Deadline to file for BP claims nears

May 25:

 — When the Deepwater Horizon drilling platform exploded and burned in April 2010, spewing more than 134 million gallons of oil into the Gulf of Mexico, huge areas of the Gulf were declared off limits to shrimpers.
“It dropped the price a lot,” said Ernest Donini, a second-generation shrimper out of Tampa. “It made people more hesitant to eat Gulf shrimp. Shrimp started backing up in the freezer, and that affected the price. It affected us.”
Donini knew immediately that the spill was going to be felt in Superior Seafood’s bottom line. He called a lawyer and filed a claim against BP, the global oil giant that set up a $20 billion fund to pay damages resulting from the spill. Donini declined to say how much he’s seeking.
For anyone else who suffered economic effects from the spill, the clock is ticking. The final deadline for filing all claims in the Deepwater Horizon Economic and Property Damages Settlement Program is June 8.
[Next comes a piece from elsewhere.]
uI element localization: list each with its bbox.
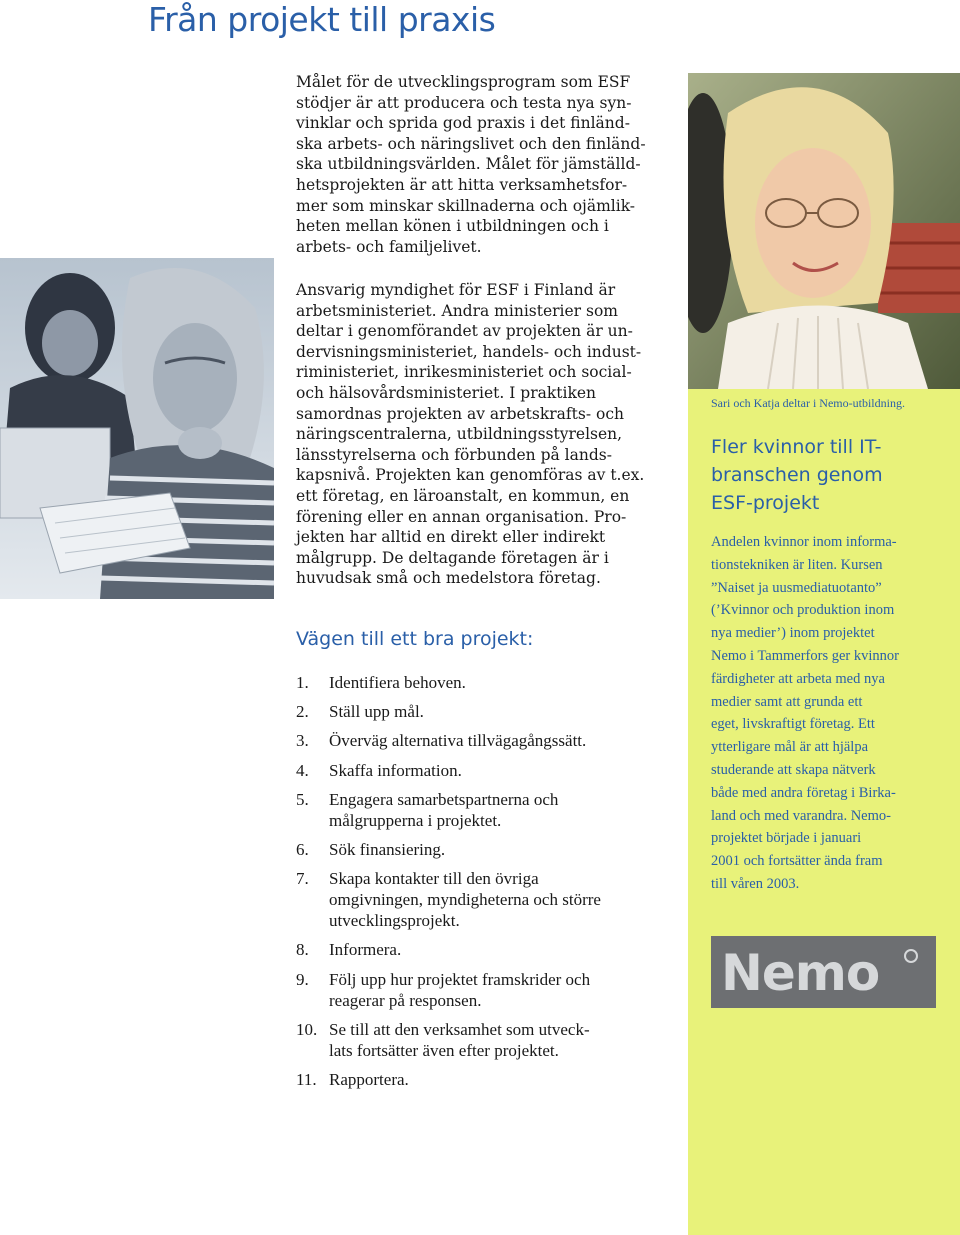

Don’t dawdle, said a Tampa lawyer whose practice is now exclusively Deepwater Horizon claims.
“These claims are complex,” said Tom Young, who has filed roughly 1,000 claims on behalf of businesses. “You don’t want to wait until 6 p.m. on June 8 to fill out the forms and collect your documentation. Time is definitely of the essence right now.”
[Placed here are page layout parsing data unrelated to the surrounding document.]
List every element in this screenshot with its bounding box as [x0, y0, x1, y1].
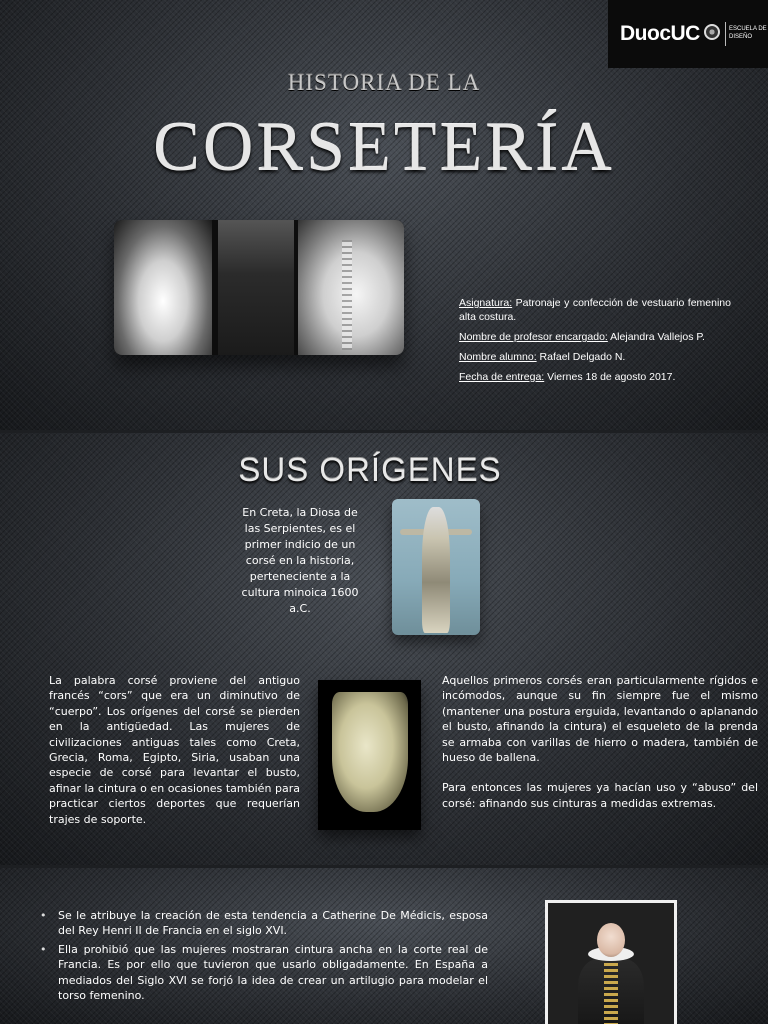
origins-paragraph-right — [442, 673, 758, 826]
portrait-face — [597, 923, 625, 957]
antique-corset-image — [318, 680, 421, 830]
origins-paragraph-left: La palabra corsé proviene del antiguo francés “cors” que era un diminutivo de “cuerpo”. Los orígenes del corsé se pierden en la antigüedad. Las mujeres de civilizaciones antiguas tales como Creta, Grecia, Roma, Egipto, Siria, usaban una especie de corsé para levantar el busto, afinar la cintura o en ocasiones también para practicar ciertos deportes que requerían trajes de soporte. — [49, 674, 300, 826]
origins-heading: SUS ORÍGENES — [238, 451, 502, 488]
title-kicker: HISTORIA DE LA — [287, 70, 481, 95]
antique-corset-shape — [332, 692, 408, 812]
history-slide — [0, 868, 768, 1024]
portrait-necklace — [604, 963, 618, 1024]
course-info — [459, 296, 731, 390]
bullet-item: • Ella prohibió que las mujeres mostraran cintura ancha en la corte real de Francia. Es por ello que tuvieron que usarlo obligadamente. En España a mediados del Siglo XVI se forjó la idea de crear un artilugio para modelar el torso femenino. — [38, 942, 488, 1004]
logo-divider — [725, 22, 726, 46]
snake-goddess-image — [392, 499, 480, 635]
origins-right-p1: Aquellos primeros corsés eran particularmente rígidos e incómodos, aunque su fin siempre fue el mismo (mantener una postura erguida, levantando o aplanando el busto, afinando la cintura) el esqueleto de la prenda se armaba con varillas de hierro o madera, también de hueso de ballena. — [442, 674, 758, 765]
info-student: Nombre alumno: Rafael Delgado N. — [459, 351, 626, 363]
bullet-item: • Se le atribuye la creación de esta tendencia a Catherine De Médicis, esposa del Rey Henri II de Francia en el siglo XVI. — [38, 908, 488, 939]
portrait-image — [545, 900, 677, 1024]
origins-slide — [0, 433, 768, 865]
logo-school-text: ESCUELA DE DISEÑO — [729, 26, 767, 40]
corset-photo-dark — [218, 220, 294, 355]
goddess-figure — [422, 507, 450, 633]
info-date: Fecha de entrega: Viernes 18 de agosto 2017. — [459, 371, 676, 383]
corset-lacing — [342, 240, 352, 350]
info-subject: Asignatura: Patronaje y confección de vestuario femenino alta costura. — [459, 297, 731, 323]
history-bullets — [38, 908, 488, 1006]
duoc-logo — [608, 0, 768, 68]
origins-right-p2: Para entonces las mujeres ya hacían uso y “abuso” del corsé: afinando sus cinturas a medidas extremas. — [442, 781, 758, 810]
logo-brand-text: DuocUC — [620, 22, 700, 45]
seal-icon — [704, 24, 720, 40]
corsets-photo — [114, 220, 404, 355]
main-title: CORSETERÍA — [153, 109, 615, 186]
crete-caption: En Creta, la Diosa de las Serpientes, es el primer indicio de un corsé en la historia, perteneciente a la cultura minoica 1600 a.C. — [241, 506, 359, 615]
title-slide — [0, 0, 768, 430]
corset-photo-white — [114, 220, 212, 355]
info-teacher: Nombre de profesor encargado: Alejandra Vallejos P. — [459, 331, 705, 343]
Young said many Tampa Bay individuals and businesses shouldn’t dismiss the idea of filing simply because the oil never reached our shores.
“The disconnect for local business people is that they’re busy running their business, it was five years ago, they don’t remember oil being here, so they couldn’t have been affected,” he said. “If you look at it from the macroeconomic perspective, there were 50,000 job losses and 10,000 corporate bankruptcies — nearly everyone was affected one way or another from the oil spill.”
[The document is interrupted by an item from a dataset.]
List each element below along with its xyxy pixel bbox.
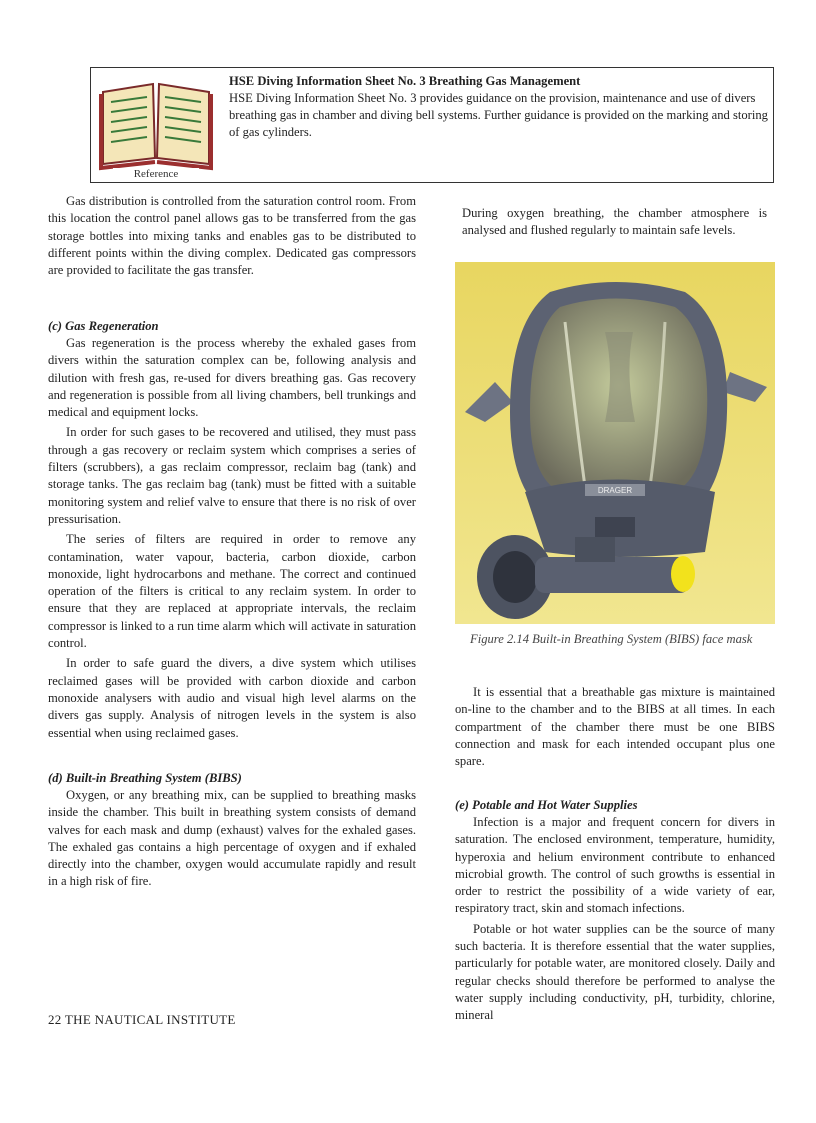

Those figures come from a 2014 Harvard University study of the economic impact of the spill, which concluded the biggest losses were experienced by coastal counties away from the Florida Panhandle, Mississippi, Louisiana and Texas coasts.
“This area in particular was devastated,” Young said. “West-central Florida, where no physical oil ended up on our beaches, experienced the lion’s share of losses. We simply have a greater tourist industry here than any other areas of the gulf.
“With the impression that oil was on its way for 87 days, and the media covering that story for 87 days, tourists went elsewhere. They went to the east coast, they went to Myrtle Beach. Europeans didn’t come here at all.”
His advice to those contemplating filing?
“If you lost ten dollars, or a hundred dollars, or a thousand dollars, or a million dollars, it’s still your ten dollars. You should claim that money. BP owes it to you.”
BP established the claim program two months after the spill began, with more than 200 lawsuits in 11 states already filed and the oil still gushing.
There are several ways to file.
The Deepwater Horizon Claims Center website has details, forms, frequently asked questions and other pertinent information.
Claims can be filed through the center’s portal; via email; through regular U.S. mail; by registered or certified mail; through a commercial deliver service; or by hand at Claimant Assistant Centers.
There are two of those in this area, in Clearwater and in Fort Myers.
Floridians have filed more claims than people in any of the affected states, with 83,392 of the 257,626 total as of last week. The Clearwater assistance center was the fourth-busiest center, with 2,770 claims — behind only Mobile, Ala., Panama City Beach, and Gulf Shores, Alabama.
The claims could take years to resolve.
Donini, the Tampa shrimper, said his claim is still in the pipeline.
BP, meanwhile, has launched a campaign targeting claims fraud. The company said there have been 259 fraud cases leading to criminal charges, with 184 leading to criminal convictions.
The company is also running ads suggesting the gulf settlement program might be a little generous in awarding cash. One ad sites four colorectal surgeons in a practice 300 miles from the gulf who received more than $60,000 in total. Another blasts an unnamed disaster assistance contractor who received more than $2.6 million in a year there were no hurricanes affecting the gulf coast.
“BP estimates the Court Supervised Settlement Program has awarded more than half a billion dollars to people for losses they claimed but that BP contends are fictitious, exaggerated or not connected to the accident,” the company states on its “State of the Gulf” website.